NASAA: Could For-Profit Exchanges Pay for Regulatory Functions?

By William Hoffman

The New York Stock Exchange hasn't made up its mind. The National Association of Securities Dealers is mum.

But there is just one major issue for others on the proposals to spin off the self-regulatory functions of the stock markets.

"We would want to make absolutely sure that the self-regulatory organizations had the revenue stream to continue to do the job that they do to protect investors," said Marc Beauchamp, spokesman for the North American Securities Admini-

strators Association (NASAA) in Washington.

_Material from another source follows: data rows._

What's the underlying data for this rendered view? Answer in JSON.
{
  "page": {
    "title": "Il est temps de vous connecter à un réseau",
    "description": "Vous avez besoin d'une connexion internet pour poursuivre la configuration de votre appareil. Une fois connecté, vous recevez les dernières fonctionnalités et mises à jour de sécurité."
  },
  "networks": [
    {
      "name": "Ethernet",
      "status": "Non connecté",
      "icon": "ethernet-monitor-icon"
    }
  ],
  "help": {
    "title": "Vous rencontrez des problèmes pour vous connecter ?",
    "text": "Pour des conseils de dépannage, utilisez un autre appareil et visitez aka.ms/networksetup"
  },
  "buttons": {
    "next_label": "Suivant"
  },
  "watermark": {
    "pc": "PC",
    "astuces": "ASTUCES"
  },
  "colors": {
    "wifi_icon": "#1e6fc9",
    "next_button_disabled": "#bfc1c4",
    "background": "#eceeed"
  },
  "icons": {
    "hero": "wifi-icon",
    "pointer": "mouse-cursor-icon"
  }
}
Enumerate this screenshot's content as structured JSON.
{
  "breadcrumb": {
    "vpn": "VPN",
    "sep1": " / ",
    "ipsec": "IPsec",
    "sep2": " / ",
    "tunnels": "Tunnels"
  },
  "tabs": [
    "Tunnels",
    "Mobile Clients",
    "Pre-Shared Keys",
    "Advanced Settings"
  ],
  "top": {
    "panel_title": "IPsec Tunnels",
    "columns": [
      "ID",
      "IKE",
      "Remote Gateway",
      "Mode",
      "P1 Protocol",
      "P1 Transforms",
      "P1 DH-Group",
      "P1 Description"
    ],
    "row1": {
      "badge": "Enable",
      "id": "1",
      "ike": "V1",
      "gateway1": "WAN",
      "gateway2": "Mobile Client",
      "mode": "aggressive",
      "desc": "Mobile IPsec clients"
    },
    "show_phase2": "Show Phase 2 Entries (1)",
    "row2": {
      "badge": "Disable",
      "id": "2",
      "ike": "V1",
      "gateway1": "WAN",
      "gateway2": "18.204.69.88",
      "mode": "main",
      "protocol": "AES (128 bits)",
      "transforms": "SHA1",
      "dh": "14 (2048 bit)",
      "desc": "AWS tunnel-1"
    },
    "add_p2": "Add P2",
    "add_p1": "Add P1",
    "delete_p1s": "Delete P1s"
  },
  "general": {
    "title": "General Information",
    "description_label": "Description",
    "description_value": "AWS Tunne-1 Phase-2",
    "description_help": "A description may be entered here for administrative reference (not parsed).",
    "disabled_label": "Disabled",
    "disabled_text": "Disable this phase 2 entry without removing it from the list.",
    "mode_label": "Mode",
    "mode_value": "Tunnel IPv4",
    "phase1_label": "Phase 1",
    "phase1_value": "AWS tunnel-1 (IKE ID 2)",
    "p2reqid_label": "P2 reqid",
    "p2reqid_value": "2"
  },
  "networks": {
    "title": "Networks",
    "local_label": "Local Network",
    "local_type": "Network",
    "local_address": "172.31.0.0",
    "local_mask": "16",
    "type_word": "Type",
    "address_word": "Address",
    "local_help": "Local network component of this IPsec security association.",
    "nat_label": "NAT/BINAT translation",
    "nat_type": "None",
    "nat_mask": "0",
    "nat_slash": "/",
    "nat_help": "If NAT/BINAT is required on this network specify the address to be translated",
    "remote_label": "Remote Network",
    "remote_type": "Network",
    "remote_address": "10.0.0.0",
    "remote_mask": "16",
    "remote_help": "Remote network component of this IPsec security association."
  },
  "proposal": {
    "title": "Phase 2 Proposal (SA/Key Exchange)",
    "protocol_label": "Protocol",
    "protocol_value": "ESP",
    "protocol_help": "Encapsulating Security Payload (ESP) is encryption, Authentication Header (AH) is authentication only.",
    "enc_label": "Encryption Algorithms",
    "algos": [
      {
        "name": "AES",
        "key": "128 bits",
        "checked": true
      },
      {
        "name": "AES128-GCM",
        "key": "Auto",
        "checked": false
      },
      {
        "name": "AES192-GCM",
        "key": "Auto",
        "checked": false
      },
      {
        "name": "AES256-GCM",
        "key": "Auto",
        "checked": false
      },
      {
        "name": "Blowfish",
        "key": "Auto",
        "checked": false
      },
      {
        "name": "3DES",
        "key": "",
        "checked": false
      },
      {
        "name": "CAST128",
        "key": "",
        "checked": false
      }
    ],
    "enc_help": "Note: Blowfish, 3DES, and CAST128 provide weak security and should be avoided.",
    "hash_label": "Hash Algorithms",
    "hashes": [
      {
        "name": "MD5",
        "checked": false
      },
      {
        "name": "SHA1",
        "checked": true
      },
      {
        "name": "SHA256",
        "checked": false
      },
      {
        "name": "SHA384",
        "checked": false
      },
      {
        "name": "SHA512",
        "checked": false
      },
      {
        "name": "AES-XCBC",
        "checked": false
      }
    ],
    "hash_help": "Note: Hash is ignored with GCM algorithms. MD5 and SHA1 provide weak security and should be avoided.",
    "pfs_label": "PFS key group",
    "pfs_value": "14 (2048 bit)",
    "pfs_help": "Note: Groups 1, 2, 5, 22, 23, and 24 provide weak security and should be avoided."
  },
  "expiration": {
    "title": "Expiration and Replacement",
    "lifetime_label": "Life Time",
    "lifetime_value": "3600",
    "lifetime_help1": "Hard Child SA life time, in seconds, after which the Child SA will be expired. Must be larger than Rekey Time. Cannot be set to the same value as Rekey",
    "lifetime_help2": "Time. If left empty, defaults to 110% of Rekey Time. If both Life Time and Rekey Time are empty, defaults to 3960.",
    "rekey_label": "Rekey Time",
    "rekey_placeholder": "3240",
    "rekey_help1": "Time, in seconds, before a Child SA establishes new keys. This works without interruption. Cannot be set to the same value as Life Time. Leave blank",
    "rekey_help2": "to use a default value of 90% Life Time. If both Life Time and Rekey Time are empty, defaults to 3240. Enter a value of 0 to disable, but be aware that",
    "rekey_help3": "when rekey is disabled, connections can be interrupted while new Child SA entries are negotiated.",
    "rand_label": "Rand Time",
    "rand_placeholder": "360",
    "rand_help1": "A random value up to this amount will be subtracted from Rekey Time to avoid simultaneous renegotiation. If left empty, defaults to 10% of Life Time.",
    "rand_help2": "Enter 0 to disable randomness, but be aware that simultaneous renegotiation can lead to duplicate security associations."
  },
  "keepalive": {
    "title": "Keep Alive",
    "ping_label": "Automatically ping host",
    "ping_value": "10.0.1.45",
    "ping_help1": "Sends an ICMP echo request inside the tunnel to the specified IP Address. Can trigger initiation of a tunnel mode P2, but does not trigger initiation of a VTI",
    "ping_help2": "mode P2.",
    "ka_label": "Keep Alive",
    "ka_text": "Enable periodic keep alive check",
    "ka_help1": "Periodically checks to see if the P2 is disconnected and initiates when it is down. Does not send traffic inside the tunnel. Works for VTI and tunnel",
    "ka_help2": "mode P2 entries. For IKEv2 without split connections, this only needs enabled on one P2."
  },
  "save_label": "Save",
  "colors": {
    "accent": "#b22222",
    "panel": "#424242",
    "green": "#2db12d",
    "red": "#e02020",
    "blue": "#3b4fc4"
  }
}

Beauchamp likened the current securities industry regulatory framework to a three-legged household stool: One leg is the state regulators represented by his association; another leg is the Securities and Exchange Commission; and the final balancing leg is made up of self-regulatory organizations such as NASD Regulation (the NASD's regulatory arm). The later polices the industry from within.

"If any of the three legs of the stool' is weakened," he said, "we've got a problem."

Still Exploring

Ray Pellecchia, spokesman at the New York Stock Exchange, said the exchange's board recently authorized the headquarters staff to continue exploring the idea of an initial public offering.

But there is no timetable for an IPO decision, he said, and "a number of options" are being discussed with regard to the NYSE's self-regulatory functions.

NASD chairman Frank Zarb has alternately suggested spinning off the NASD's regulatory functions into a separate entity, or erecting a firewall between the regulators and Nasdaq members and staff.

The alternatives have given rise to heated debates among stock exchange watchers, and some raised eyebrows in Washington.

For Beauchamp and NASAA, though, the issue is simple: "All we care about is whether our investors are going to enjoy the benefits and protections of world-class regulation. If we're assured that they will, we'll probably support the [spin-off] plan."

Separate Body

A separate regulatory body could even improve the investing climate, Beauchamp said: "I think you might have more independence if you didn't have a stock market as part of the regulators' organizational chart."

The long-term health of any spun-off self-regulatory organization will depend primarily on money, Beauchamp said.

"That's got to come from the marketplace somehow," he said. "It's not going to come from the federal government."